[Englecturers] Readings by nonfiction candidates

Steven Axelrod steven.axelrod at ucr.edu
Thu Feb 2 17:25:42 PST 2006


Hi all, 
 
Below please find a schedule of four upcoming presentations by distinguished
non-fiction writers who are candidates for a new faculty position in
Creative Writing.
 
These presentations are in addition to Writers Week. I encourage you to
catch one or more of the Writers Week presentations as well. Among other
speakers, Harvey Pekar will do a reading on February 17 at 7:30 PM in
University Theater. Francisco Aragon and Kimiko Hahn will be reading on
February 18 at 3:00 PM and 3:30 PM respectively at the Riverside Public
Library.
 
Graduate students please note: Any and all of these presentations will count
for 280 credit.
 
All my best,
 
Steve Axelrod
Professor of English
Director of Graduate Studies

Rigoberto Gonzalez of the University of Illinois (and a UCR creative writing
alumnus, currently completing a biography of  the late UCR Chancellor Tomas
Rivera) will speak 11 am-noon Thursday, Feb. 2,  in HMNSS 1614.  His memoir,
Butterfly Boy, will be published this year by the University of Wisconsin
Press. He was a Guggenheim Fellow in 2000 and a CHASS commencement keynote
speaker this past year (during the earthquake!).

Tom Lutz, acting director of the MFA program at Cal Arts and a University of
Iowa professor, is the author of, among others, Crying: The Natural &
Cultural HIstory of Tears (1999); American Nervousness, 1993: An Anecdotal
HIstory; and forthcoming this spring from Farrar, Straus & Giroux, Doing
Nothing: A History of Loafers, Loungers, Slackers & Bums.  Other essays and
nonfiction work have appeared in Publishers Weekly, The Kirkus Review, The
New York Times, The New Yorker, The Economist, The Washington Post and The
American Scholar.  He speaks 10-11 am Thursday, Feb. 9 in HMNSS 1500.

David Bradley of the University of Oregon has published two novels, South
Street and the widely acclaimed The Chaneysville Incident (which won among
other awards a PEN/Faulkner award).  A Guggenheim fellow, Bradley has
published memoirs and other nonfiction work in Esquire, The Village Voice,
The New York Times  Magazine, The Nation, Redbook, The Philadelphia Inquirer
Magazine, The New Yorker, Los Angeles Times and The Southern Review.
Bradley speaks 10-11 am Wednesday, Feb. 22 in HMNSS 1500.

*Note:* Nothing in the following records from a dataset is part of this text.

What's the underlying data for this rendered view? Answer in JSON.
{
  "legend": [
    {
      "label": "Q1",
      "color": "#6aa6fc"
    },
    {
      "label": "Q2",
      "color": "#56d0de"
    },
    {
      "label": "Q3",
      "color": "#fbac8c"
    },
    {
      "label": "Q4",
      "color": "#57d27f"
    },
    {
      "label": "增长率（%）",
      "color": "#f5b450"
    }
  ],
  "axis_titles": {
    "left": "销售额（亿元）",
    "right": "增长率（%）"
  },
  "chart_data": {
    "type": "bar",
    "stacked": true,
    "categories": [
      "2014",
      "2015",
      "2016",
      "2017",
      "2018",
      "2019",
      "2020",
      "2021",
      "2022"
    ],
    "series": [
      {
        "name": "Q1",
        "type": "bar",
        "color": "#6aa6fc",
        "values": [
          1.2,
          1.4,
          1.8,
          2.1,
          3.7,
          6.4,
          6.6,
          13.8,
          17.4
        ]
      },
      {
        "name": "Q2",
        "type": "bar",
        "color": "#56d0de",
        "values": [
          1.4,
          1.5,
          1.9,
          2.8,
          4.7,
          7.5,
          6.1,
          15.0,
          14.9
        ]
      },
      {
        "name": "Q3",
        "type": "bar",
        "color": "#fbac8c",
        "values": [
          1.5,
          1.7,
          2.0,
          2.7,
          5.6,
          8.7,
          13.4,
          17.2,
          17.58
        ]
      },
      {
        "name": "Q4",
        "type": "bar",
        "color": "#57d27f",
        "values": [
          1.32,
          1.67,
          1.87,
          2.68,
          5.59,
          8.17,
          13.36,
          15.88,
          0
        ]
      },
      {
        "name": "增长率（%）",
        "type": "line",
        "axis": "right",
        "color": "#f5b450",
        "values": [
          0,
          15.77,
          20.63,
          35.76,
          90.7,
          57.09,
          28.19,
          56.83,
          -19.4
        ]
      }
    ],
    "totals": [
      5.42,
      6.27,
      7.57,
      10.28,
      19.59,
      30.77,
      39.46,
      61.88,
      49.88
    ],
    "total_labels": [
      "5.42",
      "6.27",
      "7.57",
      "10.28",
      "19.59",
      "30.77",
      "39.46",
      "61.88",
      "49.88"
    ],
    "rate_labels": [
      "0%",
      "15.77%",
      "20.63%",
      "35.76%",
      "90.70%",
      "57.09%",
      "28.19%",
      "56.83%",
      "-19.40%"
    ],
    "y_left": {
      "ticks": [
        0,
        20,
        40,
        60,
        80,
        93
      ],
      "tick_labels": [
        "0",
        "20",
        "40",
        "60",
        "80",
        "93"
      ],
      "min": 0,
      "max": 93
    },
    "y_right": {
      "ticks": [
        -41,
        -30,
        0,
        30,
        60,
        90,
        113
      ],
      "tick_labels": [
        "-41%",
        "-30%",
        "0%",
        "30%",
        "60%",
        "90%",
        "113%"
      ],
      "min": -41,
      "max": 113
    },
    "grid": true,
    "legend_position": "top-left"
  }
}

Michael Stephens, will be joining us 10-11 am Thursday, March 2, also in
HMNSS 1500.  Stephens currently directs the M.A. in Creative Writing at
Kingston University in Leeds, England, where he also serves as a Senior
Lecturer and Writer-in-Residence.  An American citizen, he holds a MFA in
Creative Writing from Yale University, and a BA and MA in Creative Writing
and English from the City University of New York.  He is currently
completing his PhD at the University of Essex in the Department of
Literature, Film, and Theater Studies.  Professor Stephen has also taught at
the University of London (Queen Mary), Princeton University, Emerson
College, Columbia University, New York University, and Fordham University.
He has published 16 books, including six novels, five works of nonfiction,
five books of poetry and translation, as well as two plays.  Two of his
novels are The Brooklyn Book of the Dead (Dalky Archive, 1994) and Season at
Coole (Dutton, 1972), and his books of nonfiction include, Lost in Seoul
(Random House, 1990), Green Dreams: Essays under the Influence of the Irish
(University of Georgia Press, 1994), which was the winner of the 1994 AWP
Award in Nonfiction, and Where the Sky Ends: A Memoir of Alcohol and Family
(Hazeldon, 1999). 

For the Writers Week schedule, see
http://www.creativewriting.ucr.edu/writers_week/writers_week2006.pdf .
Nonfiction Day is Wednesday, Feb. 15th, and  a screening of the Harvey Pekar
biopic, American Splendor, will be announced.